Sickle Cell Anemia · Hb SS

Description

Sickle cell anemia is the homozygous form of sickle cell disease. Two copies of the HbS variant in HBB, the gene that encodes the beta-globin subunit of hemoglobin, produce hemoglobin that polymerizes when deoxygenated. Red cells deform into a sickle shape, lose flexibility, and occlude small vessels. The clinical course includes chronic hemolytic anemia, recurrent vaso-occlusive crises, acute chest syndrome, splenic infarction in early childhood, stroke risk, progressive kidney disease, retinopathy, and cumulative organ damage.
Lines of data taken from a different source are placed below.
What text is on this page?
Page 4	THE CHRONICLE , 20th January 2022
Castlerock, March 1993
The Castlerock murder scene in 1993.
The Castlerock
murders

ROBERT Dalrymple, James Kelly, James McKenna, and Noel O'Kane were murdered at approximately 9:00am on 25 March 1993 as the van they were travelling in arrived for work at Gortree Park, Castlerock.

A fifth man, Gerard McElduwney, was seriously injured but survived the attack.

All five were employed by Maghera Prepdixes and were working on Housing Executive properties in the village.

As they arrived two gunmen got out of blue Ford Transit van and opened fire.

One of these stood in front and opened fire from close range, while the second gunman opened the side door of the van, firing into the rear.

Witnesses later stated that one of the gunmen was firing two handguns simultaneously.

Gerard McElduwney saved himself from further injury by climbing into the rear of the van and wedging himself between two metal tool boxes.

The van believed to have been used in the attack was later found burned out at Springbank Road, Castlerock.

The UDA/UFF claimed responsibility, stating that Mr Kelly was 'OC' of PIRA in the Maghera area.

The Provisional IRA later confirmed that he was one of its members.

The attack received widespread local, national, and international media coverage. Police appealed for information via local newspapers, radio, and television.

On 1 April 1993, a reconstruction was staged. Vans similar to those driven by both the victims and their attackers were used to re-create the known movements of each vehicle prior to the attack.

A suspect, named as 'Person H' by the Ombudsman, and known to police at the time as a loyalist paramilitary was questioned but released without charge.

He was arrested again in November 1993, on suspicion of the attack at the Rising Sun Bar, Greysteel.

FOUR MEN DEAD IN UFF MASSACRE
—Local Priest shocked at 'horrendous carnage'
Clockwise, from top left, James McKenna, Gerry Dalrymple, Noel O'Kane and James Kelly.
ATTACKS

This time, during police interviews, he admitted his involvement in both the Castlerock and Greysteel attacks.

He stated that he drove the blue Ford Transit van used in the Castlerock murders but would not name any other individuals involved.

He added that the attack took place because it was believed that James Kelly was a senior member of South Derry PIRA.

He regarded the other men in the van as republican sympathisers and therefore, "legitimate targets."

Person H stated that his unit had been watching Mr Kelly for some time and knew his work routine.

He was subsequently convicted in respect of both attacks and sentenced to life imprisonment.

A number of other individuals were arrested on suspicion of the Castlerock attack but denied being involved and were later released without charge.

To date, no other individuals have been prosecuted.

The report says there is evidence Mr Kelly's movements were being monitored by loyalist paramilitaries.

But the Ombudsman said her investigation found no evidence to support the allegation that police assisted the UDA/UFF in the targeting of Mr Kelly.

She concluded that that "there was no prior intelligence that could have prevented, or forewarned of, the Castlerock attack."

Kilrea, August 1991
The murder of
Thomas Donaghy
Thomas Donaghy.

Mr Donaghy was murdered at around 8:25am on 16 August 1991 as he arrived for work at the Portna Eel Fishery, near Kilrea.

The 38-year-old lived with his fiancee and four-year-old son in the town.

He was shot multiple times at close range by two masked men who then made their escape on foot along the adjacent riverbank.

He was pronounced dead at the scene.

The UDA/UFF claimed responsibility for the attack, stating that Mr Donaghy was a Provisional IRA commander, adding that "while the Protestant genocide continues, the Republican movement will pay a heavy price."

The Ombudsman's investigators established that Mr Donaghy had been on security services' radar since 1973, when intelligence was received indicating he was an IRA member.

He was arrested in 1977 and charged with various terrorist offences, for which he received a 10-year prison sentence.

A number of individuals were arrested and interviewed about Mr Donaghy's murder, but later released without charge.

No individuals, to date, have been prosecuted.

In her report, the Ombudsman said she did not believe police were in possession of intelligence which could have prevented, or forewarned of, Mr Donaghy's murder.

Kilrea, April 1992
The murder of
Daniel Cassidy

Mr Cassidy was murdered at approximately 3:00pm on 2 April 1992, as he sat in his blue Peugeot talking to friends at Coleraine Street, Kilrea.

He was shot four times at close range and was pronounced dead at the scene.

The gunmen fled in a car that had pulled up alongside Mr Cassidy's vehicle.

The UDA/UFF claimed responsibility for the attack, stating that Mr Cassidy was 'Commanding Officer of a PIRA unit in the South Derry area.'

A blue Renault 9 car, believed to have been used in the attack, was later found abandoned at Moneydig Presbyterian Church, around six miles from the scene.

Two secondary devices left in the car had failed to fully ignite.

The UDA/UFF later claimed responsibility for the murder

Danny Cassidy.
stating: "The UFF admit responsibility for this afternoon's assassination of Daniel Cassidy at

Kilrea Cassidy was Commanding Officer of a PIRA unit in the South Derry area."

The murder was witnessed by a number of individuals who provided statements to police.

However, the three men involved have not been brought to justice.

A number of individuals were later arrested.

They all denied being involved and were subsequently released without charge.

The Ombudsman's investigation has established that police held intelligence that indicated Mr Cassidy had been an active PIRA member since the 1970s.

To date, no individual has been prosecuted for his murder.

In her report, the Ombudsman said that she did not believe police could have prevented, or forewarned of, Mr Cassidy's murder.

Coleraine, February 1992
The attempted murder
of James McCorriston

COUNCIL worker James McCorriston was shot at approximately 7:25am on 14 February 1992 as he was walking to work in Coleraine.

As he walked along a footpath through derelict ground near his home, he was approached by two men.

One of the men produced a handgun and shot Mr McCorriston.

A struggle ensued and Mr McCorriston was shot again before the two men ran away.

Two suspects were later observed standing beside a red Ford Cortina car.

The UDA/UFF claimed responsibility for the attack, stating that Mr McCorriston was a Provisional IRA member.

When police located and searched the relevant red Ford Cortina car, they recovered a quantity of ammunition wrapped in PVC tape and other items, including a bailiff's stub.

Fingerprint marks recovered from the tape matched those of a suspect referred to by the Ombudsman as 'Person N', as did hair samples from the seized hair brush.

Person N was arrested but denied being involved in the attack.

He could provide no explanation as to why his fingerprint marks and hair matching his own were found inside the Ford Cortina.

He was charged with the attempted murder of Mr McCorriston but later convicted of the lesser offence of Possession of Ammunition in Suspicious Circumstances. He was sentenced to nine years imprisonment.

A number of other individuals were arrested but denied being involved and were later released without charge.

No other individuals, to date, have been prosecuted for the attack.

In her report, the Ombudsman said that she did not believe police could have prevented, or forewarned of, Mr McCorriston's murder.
Inheritance is autosomal recessive. The causative variant is a single nucleotide change at HBB codon 6 producing a glutamic acid to valine substitution.

HbSS is the most common severe hemoglobinopathy worldwide. In the United States, sickle cell disease affects approximately 1 in 365 Black or African American newborns. Detection is by newborn screening on the dried blood spot using isoelectric focusing or high-performance liquid chromatography, with a confirmatory second method and HBB sequencing where the screening pattern is ambiguous. All US states screen every newborn for sickle cell disease, and most birth countries in sub-Saharan Africa do not.

Children with HbSS receive penicillin prophylaxis from infancy through age 5 to reduce pneumococcal sepsis risk, transcranial Doppler screening from age 2 to age 16 to identify children at high stroke risk, and routine immunizations against encapsulated organisms.

Treatments to date

Hydroxyurea is the foundation of disease-modifying therapy. It raises fetal hemoglobin, reduces HbS polymerization, and lowers crisis frequency. Droxia, the adult formulation, was approved by the FDA in March 1998. Siklos, the pediatric formulation, was approved in December 2017 for children ages 2 and older.

L-glutamine oral powder, marketed as Endari, was approved by the FDA in July 2017 for sickle cell disease ages 5 and older to reduce acute complications. Crizanlizumab, a P-selectin inhibitor marketed as Adakveo, was approved by the FDA in November 2019 to reduce vaso-occlusive crisis frequency in patients 16 and older. Voxelotor, a hemoglobin oxygen-affinity modulator marketed as Oxbryta, was approved by the FDA in November 2019. Pfizer voluntarily withdrew Oxbryta from worldwide markets in September 2024 after post-marketing data raised concerns about excess vaso-occlusive crises and deaths.

Two gene therapies were approved by the FDA on the same day in December 2023 for sickle cell disease in patients 12 and older with a history of recurrent vaso-occlusive crises. Casgevy, exagamglogene autotemcel, is a CRISPR-Cas9 edit of the BCL11A erythroid enhancer that reactivates fetal hemoglobin production. Lyfgenia, lovotibeglogene autotemcel, is a lentiviral gene addition therapy that introduces an anti-sickling beta-globin gene. Both require myeloablative conditioning and autologous hematopoietic stem cell collection. List prices are 2.2 million dollars for Casgevy and 3.1 million dollars for Lyfgenia.

Allogeneic hematopoietic stem cell transplant from a matched sibling donor remains a curative option, used most commonly in pediatric centers for children with severe disease and an available donor. Chronic transfusion programs are standard for primary and secondary stroke prevention. Supportive care covers acute pain crises, transfusion for acute chest syndrome, hydroxyurea optimization, and surveillance for end-organ complications.